Monday, Oct. 09, 1995

VIGILANTE BOYFRIEND

By MARGARET CARLSON

There were a lot of people in the town of Blair, Nebraska, who thought they knew what was best for "Mary Smith,'' 15 years old and pregnant. But it's unlikely that most of them, including the police, were acting lawfully. In May 1994, Congress passed the Freedom of Access to Clinic Entrances Act, which makes it a federal crime to use force or threaten to use force against a woman seeking an abortion. The law was intended to end the vigilante violence that had exploded at abortion clinics around the country. The lawmakers probably didn't even envision the possibility of vigilante action against a pregnant girl and her family in the middle of the night with the active support of local law enforcement. But the 1994 law applies to a pregnant woman in all places at all times, according to the A.C.L.U. lawyers representing the Nebraska girl's family. It will be the first time the issue has been litigated in this way.

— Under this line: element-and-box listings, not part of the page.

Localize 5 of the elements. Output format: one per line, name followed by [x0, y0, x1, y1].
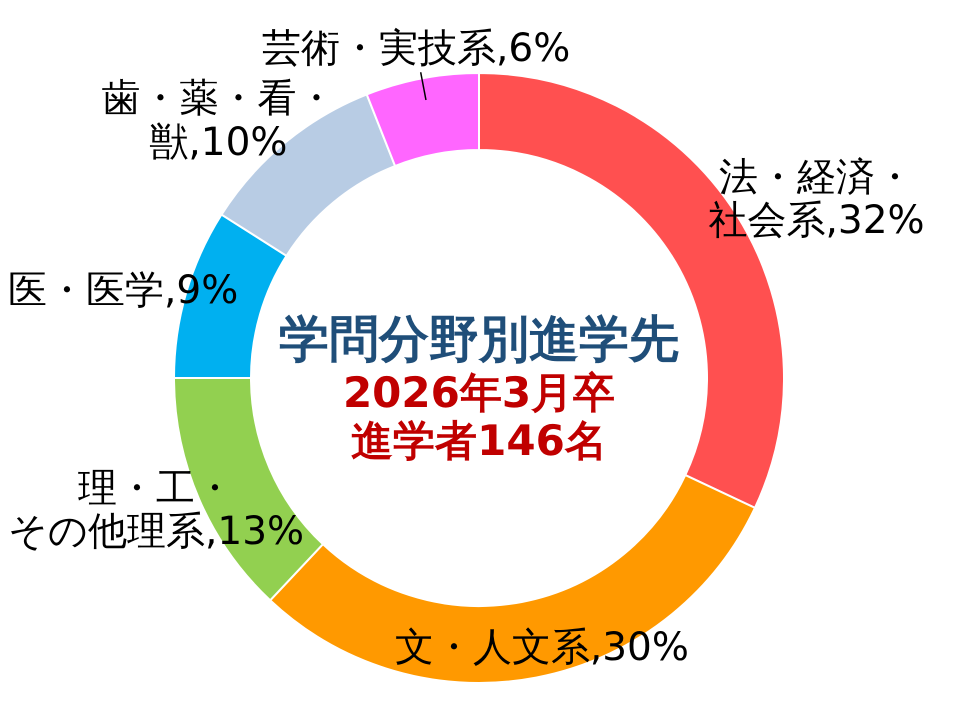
text: 進学者146名 — [351, 416, 607, 465]
text: 学問分野別進学先 — [279, 310, 679, 368]
slice-label: 芸術・実技系,6% — [260, 26, 572, 71]
text: 2026年3月卒 — [342, 368, 616, 417]
slice-label: 歯・薬・看・獣,10% — [100, 76, 336, 166]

Moreover, a boyfriend has no legal standing to interfere in a decision about a pregnancy--or even be notified of that decision. Eleven states have laws that give husbands the right to notification or consent, but those statutes were declared unconstitutional in the 1992 Supreme Court case Planned Parenthood of Southeastern Pennsylvania v. Casey. The court ruled that spousal-consent laws embody "a view of marriage ... repugnant to our present understanding of marriage." The decision recognized that controversial, unwanted pregnancies occur only under murky, vexing circumstances in which the relationship is already too dysfunctional for there to be voluntary communication. The court argued that since it is the woman who carries the child and bears the responsibility of raising it, the grave decision of whether or not to become a mother belongs to her. A man cannot force a woman either to have an abortion or to give birth on the ground that he participated in the pregnancy.

But this ruling has not entirely stopped men from trying to intimidate pregnant women--or kept some judges from letting them get away with it. In the late 1980s lawyers associated with the National Right to Life Committee distributed a kind of fathers' rights litigation packet-pleadings that showed men how to get an injunction against a pregnant wife or girlfriend seeking abortion. These legal gambits often worked at the lowest level. An appeal to a higher court was almost always successful, but not all women had the money to bring an appeal. In any event, the more immutable laws of gestation sometimes handed the man a victory anyway: the time during which a woman could comfortably and legally seek an abortion would simply run out.

Mary Smith is pressing her case long after giving birth to a girl. At most, she and her family can win some financial compensation for the public hell the town put them through as they tried to make a constitutionally protected private decision. While Heath Mayfield, the father of the baby, is still at the local high school, playing football, Mary Smith's life is permanently altered. The harassment was so bad that the Smiths pulled up stakes and moved to Iowa, where Mary lives at home with her daughter and attends school. And it continues even now. The day the Smiths sued the Tulls, the white frame house the Smiths still own in Blair was pelted with spaghetti sauce, sprayed with shaving cream and draped with toilet paper. Obscenities were scrawled on the garage window with butter. If mother and baby are doing fine, it's not due to any kindnesses from the citizens of Blair.